Speaking about her storyline and exit, Bayes said that filming it was tough since she was aware of the importance and sensitivity of it but acknowledged that it was a "story that had to be shared". Bayes appreciated that Casualty chose to represent someone with atypical anorexia nervosa, since it showed "how someone can be really struggling internally and invisibly, and you just wouldn't know about it", particularly in a busy workplace such as the ED. She also gave a nod to the research team who work on Casualty, as well as the writers and medical advisors, who ensured that the story arc was representing real people with eating disorders well.

==Reception==
Erin Zammitt, writing for Digital Spy, commended Kim's skills as a doctor, writing that she is "clearly a talented doctor" despite her eating disorder. Zammitt's colleague, Harriet Mitchell, complimented Kim's friendship with Matty. She found the scenes of Kim opening up to him about her eating disorder "emotional". Zammitt called Kim's death "tragic". She also praised Bayes for her portrayal of a character with an eating disorder.

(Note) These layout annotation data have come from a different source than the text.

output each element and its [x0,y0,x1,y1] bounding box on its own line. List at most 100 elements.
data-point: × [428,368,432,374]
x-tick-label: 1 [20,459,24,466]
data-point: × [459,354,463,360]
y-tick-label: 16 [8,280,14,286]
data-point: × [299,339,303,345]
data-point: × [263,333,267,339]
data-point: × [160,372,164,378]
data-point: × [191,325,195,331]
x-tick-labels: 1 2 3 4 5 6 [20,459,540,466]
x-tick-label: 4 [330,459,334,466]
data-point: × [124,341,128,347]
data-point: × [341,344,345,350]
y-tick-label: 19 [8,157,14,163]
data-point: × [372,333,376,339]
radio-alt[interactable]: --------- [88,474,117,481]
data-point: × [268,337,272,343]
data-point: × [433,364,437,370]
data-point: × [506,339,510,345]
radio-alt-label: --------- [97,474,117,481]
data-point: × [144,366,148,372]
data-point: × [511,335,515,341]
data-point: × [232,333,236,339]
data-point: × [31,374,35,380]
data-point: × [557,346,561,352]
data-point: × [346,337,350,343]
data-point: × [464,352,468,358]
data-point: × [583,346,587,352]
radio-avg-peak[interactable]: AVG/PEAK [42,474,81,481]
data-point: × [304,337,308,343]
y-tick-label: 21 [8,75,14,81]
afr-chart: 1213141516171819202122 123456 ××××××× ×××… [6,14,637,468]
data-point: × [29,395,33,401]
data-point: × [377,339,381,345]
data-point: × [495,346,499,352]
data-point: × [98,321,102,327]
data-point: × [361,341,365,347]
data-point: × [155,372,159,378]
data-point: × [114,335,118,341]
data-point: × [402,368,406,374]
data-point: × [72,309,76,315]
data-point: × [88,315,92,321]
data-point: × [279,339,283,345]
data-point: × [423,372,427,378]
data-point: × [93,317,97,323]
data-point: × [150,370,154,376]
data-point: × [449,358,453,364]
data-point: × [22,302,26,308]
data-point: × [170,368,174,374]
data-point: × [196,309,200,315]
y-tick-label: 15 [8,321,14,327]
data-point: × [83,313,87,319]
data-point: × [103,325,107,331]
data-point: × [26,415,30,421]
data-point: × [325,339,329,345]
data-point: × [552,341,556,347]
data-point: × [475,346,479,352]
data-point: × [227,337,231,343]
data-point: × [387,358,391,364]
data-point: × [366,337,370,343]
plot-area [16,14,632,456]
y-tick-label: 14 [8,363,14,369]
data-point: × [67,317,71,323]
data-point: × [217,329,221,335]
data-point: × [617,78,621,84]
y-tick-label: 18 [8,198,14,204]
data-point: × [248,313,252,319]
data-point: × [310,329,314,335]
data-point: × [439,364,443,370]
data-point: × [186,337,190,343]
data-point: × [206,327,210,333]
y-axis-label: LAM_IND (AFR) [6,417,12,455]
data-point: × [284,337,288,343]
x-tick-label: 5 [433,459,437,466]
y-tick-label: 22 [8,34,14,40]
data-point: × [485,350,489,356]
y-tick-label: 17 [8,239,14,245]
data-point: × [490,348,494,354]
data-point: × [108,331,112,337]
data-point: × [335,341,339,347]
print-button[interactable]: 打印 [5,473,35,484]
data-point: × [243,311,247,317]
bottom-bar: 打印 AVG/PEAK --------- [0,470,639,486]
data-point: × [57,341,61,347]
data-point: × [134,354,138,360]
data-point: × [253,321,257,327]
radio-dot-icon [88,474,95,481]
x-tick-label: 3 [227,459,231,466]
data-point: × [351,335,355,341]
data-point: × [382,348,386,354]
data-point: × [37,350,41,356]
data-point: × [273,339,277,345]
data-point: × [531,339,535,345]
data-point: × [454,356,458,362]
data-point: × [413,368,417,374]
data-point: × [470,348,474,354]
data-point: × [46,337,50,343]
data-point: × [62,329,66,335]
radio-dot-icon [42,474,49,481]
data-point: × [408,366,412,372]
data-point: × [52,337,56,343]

She wrote: "Rising star Jasmine Bayes delivered a brilliant, layered performance as Kim over just a few short months, while her character's story showed how destructive eating disorders can be, especially when they are kept hidden." She felt that Kim's death was tragic "in its own right", but also felt that her death had made way for numerous dramatic storylines. Wales Online commented on the upset that viewers experienced at Kim's death, billing her a "fan-favourite". Many viewers felt that although the story had been portrayed well, Kim deserved more time to be developed.